Adhesive and frictional forces due to fibrillar adhesions

Due to cytoskeletal contraction, the vimentin cage around the nucleus is gradually pushed down and is anchored by fibrillar adhesions that are present near the centre of the cell. We propose that the fibrillar adhesions exert an adhesive force f_a on the edge of the vimentin cage (Figure S3 (A)) once they are engaged, which prevents nuclear rebound upon loss of contractile forces. We model this by applying a vertical force along the vimentin edges which remain even when contractile forces are removed. We estimate this force to be of the same magnitude as the contractile force needed to push down the vimentin cage.

Fibrillar adhesions are defined by α5β1-integrin and tensin family of proteins which form bonds with ligands on the ECM. On the application of stretch, the bond between the fibrillar adhesions and the ligands on the ECM (a polymer structure) are ruptured. This rupture corresponds to overcoming of energy barriers by thermal activation (note that, we assume that the vimentin remains anchored to the fibrillar adhesions as it slides). The disengagement of the fibrillar adhesion-ligand bond follows a Hill Type relation, where the velocity of the sliding adhesions decays exponentially as the activation energy associated with bond rupture $E_A$ increases:

$$v_a=v_0\text{exp}(-E_A∕E_0)$$

where $v_0$ is the maximum sliding velocity (when the activation energy $E_A$ is zero) and $E_0$ is an energy scale related to thermal or active noise. The activation energy can be expressed as the work done by a dissipative force $f_d$ in translocating the fibrillar adhesions by a molecular sliding distance $a$:

$$v_a=v_0\text{exp}(-f_{d}a∕E_0)$$

Assuming that the activation energy associated with the rupture is much smaller than $E_0$, the above equation can be linearized, and expressed as:

$$f_d={\eta }_d{v}_a$$

where, ${\eta }_d=E_0∕a{v}_0$ is a frictional dissipative constant that is inversely related to the mobility of individual fibrillar adhesions. Setting ${\eta }_{\mathrm{d}}$ as zero is equivalent to the case of fibrillar adhesions not anchored to the ECM and is representative of cells lacking fibrillar adhesions.

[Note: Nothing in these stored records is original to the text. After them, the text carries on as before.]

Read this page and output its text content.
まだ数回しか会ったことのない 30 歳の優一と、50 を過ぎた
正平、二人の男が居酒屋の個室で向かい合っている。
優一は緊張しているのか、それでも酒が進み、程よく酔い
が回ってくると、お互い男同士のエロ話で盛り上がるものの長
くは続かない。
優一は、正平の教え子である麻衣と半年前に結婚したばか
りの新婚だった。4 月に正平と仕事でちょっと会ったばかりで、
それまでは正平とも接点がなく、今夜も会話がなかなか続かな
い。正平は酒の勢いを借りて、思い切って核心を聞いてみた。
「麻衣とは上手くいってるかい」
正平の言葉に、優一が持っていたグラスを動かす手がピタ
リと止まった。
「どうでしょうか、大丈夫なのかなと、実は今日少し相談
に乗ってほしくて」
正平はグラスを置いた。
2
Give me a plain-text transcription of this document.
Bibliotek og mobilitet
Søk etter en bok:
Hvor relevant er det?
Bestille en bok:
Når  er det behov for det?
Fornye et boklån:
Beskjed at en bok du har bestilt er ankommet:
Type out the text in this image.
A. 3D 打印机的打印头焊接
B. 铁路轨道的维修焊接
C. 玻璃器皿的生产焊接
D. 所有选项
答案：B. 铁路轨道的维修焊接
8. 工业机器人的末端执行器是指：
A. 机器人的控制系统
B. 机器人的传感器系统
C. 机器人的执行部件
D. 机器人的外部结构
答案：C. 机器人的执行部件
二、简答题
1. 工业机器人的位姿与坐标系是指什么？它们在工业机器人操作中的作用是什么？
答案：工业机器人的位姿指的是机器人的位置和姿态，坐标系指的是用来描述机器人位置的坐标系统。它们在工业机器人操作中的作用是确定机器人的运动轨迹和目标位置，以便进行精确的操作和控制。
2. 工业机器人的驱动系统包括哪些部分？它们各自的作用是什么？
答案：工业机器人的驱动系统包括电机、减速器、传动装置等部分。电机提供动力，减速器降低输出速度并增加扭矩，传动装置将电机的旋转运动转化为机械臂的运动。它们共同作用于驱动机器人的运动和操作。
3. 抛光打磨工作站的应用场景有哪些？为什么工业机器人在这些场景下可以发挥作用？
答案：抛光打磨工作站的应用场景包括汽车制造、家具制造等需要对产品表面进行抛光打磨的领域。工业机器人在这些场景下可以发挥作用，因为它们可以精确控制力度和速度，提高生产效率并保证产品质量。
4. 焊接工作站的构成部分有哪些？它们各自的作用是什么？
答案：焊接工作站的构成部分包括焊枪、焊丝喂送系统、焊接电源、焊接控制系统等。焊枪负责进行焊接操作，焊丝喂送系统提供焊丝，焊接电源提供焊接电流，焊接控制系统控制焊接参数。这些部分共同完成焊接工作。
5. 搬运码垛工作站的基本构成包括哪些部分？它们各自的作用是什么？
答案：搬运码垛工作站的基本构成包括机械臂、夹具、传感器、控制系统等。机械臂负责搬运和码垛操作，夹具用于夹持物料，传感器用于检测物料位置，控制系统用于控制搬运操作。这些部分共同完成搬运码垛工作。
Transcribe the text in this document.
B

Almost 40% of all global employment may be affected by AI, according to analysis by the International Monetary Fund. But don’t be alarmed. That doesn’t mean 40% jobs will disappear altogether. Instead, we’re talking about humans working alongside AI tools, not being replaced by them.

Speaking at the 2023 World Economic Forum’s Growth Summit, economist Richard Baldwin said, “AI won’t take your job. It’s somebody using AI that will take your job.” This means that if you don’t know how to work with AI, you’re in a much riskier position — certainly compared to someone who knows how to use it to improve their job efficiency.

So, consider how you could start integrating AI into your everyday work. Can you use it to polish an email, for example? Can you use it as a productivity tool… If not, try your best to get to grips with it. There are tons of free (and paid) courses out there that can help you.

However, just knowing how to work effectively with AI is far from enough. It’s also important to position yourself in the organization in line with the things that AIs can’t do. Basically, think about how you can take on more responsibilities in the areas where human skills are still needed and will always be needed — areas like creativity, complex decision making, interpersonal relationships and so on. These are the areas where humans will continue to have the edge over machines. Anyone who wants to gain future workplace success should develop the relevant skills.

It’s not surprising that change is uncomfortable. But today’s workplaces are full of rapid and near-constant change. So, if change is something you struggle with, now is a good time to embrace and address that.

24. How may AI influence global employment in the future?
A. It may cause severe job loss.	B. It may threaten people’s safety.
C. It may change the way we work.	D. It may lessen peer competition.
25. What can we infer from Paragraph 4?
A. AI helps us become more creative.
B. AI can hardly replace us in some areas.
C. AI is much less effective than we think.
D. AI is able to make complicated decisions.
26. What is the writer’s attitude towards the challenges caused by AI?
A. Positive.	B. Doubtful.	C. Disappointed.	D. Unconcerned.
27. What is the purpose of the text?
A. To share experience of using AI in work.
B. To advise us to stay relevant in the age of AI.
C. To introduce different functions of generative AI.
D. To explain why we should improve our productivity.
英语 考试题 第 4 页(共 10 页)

Geometry, Mesh and Boundary Conditions

The model for the cell cytoskeleton, nucleus and the fibrillar adhesions is implemented in COMSOL Multiphysics, within a finite element framework. The cell is modelled as an ellipsoid of semi-axes lengths 15 and 12μm, while the nucleus is modelled as a spheroid of radius 3.7 μm located at the centre of the cell. The substrate is modelled as a rigid cylinder of radius 50 μm. Due to rotational symmetry of the cell-substrate system, an axisymmetric analysis is conducted, with horizontal roller boundary conditions applied to the top and bottom ends of the substrate. While the cell and nucleus fully rest on the substrate, a small hemispherical region around the nucleus 0.5 μm thick and separated from the nucleus by 0.1 microns is initially separated by a gap of 0.03 μm from the substrate. This represents the vimentin cage that forms upon the action of contractile forces and is pushed down and eventually is anchored to the fibrillar adhesions. Contact conditions are implemented at the vimentin-nucleus interface representing the effect of nesprins and other molecules that directly transfer contractile stresses to the nucleus. In addition, contact conditions are implemented at the vimentin-substrate interface to represent the adhesion between the vimentin and the fibrillar adhesions near the centre of the cell. Triangular mesh elements are used to discretize the cell geometry with a minimum element size of 0.001 μm near the contact zones to accurately resolve the stresses and displacements at contact.

Material and software availability

This study did not generate new reagents.

Statistics

Statistical analyses were performed with GraphPad Prism software (GraphPad, version 9). Statistical significance was determined using the tests indicated in each figure legend. The number of data points and number of independent experiments performed for each experiment is stated in the figure legend.

Data availability

Data that support the findings of this study are in the article and supplementary data file. The other relevant raw data and source data are available from the corresponding author upon request.

Code availability

Simulation codes are available upon request.